Датнова Ева

Война дворцам

Ева Датнова

Война дворцам

Четыре года

ВЕРЬ - НЕ ВЕРЬ

Датнова Ева (Евгения Борисовна) родилась в Москве. Окончила Литературный институт им. А. М. Горького. Печаталась в журналах "Литературная учеба", "Кольцо "А"" и др. Живет в Москве. В "Новом мире" печатается впервые.

Если ты, Мотя, не будешь плеваться кефиром, а интеллигентно докушаешь все до конца, я расскажу тебе одну интересную историю, которая приключилась в уже очень давние времена с прадедом моим, твоим прапрадедом, короче говоря - с дедом Матвеем. Отнесись к ней, как сам сочтешь нужным.

В ту пору Матвей еще не был ни дедом, ни даже дяденькой, жил в маленьком городке Бешенковичи, что на Западной Двине, и работал в переплетной мастерской, сшивая книжные тетрадочки в толстые томики. Переплетчик - это тебе, конечно, не наборщик, но, с другой стороны, это тебе и не сапожник. Одним словом, для своего времени и своей среды дед Матвей был человеком достаточно образованным и интеллигентным.

Так он работал до двадцати лет. А потом началось странное время, когда всех убивали за то, что они жили и думали не так, а как надо, - никто толком не знал, когда граждане то объедались, то умирали с голоду и когда людям было до того страшно поодиночке, что именно в те годы основывались самые крепкие браки.

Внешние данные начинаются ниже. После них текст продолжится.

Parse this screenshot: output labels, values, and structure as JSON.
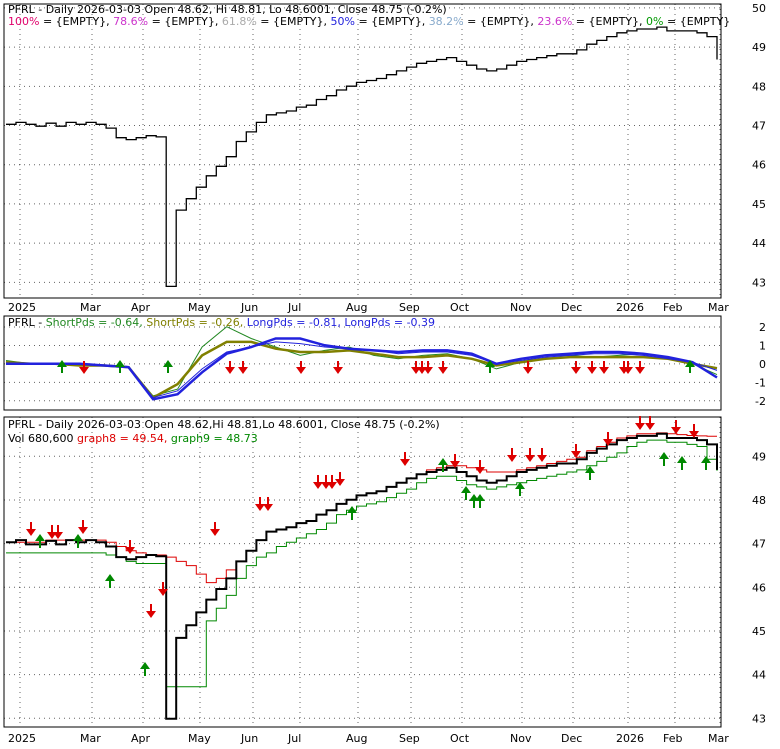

У нас, Мотенька, уникальная семья: за последние восемьдесят лет никто не погиб ни на одной войне и никто не был посажен. А вот насчет тех, кто сажал, что да, то да. Дед Матвей по молодости решил, что это очень нужное и перспективное занятие. И когда он так решил - засунул переплетную иглу в стенку под обои, завел себе вместо кипы - фуражку и вместо талеса с филактериями - кожанку с красной повязкой. Для того времени, Мотя, и той среды такое переодевание было в моде.

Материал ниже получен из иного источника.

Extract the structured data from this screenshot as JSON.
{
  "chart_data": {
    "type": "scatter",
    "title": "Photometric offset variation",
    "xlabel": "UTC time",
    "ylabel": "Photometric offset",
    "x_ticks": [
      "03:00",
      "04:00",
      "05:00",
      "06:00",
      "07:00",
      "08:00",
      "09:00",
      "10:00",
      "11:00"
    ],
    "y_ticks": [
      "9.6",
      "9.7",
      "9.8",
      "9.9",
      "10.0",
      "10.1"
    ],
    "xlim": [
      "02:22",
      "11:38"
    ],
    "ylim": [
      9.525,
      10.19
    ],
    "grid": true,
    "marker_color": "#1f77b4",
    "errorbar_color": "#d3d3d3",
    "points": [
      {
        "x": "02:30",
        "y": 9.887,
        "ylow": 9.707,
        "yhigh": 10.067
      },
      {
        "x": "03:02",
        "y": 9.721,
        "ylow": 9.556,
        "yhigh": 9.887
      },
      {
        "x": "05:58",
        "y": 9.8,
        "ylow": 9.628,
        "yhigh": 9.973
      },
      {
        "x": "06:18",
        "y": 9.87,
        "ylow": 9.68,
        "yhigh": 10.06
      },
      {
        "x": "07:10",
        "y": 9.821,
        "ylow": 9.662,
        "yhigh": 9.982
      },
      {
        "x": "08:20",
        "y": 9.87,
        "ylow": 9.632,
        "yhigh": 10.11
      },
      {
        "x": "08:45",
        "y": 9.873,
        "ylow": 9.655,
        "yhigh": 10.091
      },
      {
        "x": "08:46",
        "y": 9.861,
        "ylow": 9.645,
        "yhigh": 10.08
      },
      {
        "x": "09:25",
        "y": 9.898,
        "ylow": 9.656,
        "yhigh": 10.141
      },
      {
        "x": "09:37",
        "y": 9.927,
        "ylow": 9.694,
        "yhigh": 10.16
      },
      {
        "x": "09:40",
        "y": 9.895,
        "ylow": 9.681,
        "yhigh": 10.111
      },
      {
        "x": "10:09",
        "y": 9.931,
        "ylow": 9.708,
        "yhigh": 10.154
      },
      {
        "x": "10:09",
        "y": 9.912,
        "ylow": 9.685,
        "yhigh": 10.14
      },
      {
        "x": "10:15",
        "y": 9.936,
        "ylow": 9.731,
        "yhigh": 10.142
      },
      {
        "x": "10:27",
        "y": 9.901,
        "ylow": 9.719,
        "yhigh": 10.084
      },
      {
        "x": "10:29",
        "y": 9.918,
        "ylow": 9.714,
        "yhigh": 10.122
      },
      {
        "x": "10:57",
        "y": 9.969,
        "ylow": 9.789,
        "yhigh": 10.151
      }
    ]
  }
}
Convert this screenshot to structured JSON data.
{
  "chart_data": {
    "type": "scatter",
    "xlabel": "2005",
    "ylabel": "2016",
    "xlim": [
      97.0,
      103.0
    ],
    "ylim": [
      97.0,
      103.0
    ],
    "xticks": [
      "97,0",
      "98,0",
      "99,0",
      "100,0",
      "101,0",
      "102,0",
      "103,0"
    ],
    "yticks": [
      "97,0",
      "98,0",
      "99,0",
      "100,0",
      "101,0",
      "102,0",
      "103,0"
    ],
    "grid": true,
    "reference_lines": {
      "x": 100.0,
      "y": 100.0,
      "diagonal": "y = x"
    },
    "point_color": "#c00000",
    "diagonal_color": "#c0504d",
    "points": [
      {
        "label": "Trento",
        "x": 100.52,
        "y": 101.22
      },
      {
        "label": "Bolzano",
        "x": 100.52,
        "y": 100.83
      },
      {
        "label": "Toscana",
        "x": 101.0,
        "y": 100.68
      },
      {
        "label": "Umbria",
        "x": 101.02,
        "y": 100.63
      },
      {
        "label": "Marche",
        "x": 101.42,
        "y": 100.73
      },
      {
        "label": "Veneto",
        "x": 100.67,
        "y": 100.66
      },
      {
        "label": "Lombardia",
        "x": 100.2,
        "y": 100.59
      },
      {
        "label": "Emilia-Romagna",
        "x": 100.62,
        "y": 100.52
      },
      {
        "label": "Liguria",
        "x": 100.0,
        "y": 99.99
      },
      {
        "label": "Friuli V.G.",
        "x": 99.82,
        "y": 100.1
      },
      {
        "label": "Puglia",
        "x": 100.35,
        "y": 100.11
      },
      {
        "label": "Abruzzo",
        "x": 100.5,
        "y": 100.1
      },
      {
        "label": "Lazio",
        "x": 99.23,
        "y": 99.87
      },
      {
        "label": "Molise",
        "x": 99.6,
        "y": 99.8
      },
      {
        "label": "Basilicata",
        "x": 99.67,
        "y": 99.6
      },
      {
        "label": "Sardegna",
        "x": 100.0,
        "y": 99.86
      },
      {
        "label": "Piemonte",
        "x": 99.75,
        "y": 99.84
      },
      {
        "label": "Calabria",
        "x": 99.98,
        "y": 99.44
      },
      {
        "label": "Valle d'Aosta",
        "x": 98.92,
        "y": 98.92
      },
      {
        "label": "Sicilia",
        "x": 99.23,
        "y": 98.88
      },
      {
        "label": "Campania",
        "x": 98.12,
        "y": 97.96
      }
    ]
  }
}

Дед Матвей бросил безутешных родителей и невесту, которой, впрочем, у него еще не было, и убыл в Минск - овладевать выбранной профессией. Он изучал ее в теории и на практике, даже ездил в Гродну... хм, готовить диплом, оголодал так, что остались только глаза и партбилет. Но когда он выходил на трибуну и говорил... ах, как он говорил! Когда ты, Мотя, научишься говорить - ты станешь таким же блестящим оратором.

Да. Прожил он в Минске полгода, а потом вернулся на родину. И увидел: коммунист - он один, культурные люди, включая наборщиков, благоразумно удалились из города, газет никто не читает и тем более не печатает, а все синагогальное начальство перебила какая-то залетная банда, также и помещение сожгла. Кто-то верит в бога, кто-то в мировую революцию, кто-то сам не знает во что. Основная масса населения даже понимала по-русски хуже, чем ты. А вот дед Матвей как человек грамотный умел по-русски и понять, и объяснить. Поэтому ему и пришлось осуществлять в Бешенковичах общее руководство.

Город Бешенковичи, что на Западной Двине!.. Когда дед Матвей уже перебрался в Москву и очаровывал свою будущую супругу, он все врал ей, что родом из Витебска, - вполне извинимое преувеличение. Представь, как тяжело было жить интеллигентному человеку среди всеобщей поцеватости!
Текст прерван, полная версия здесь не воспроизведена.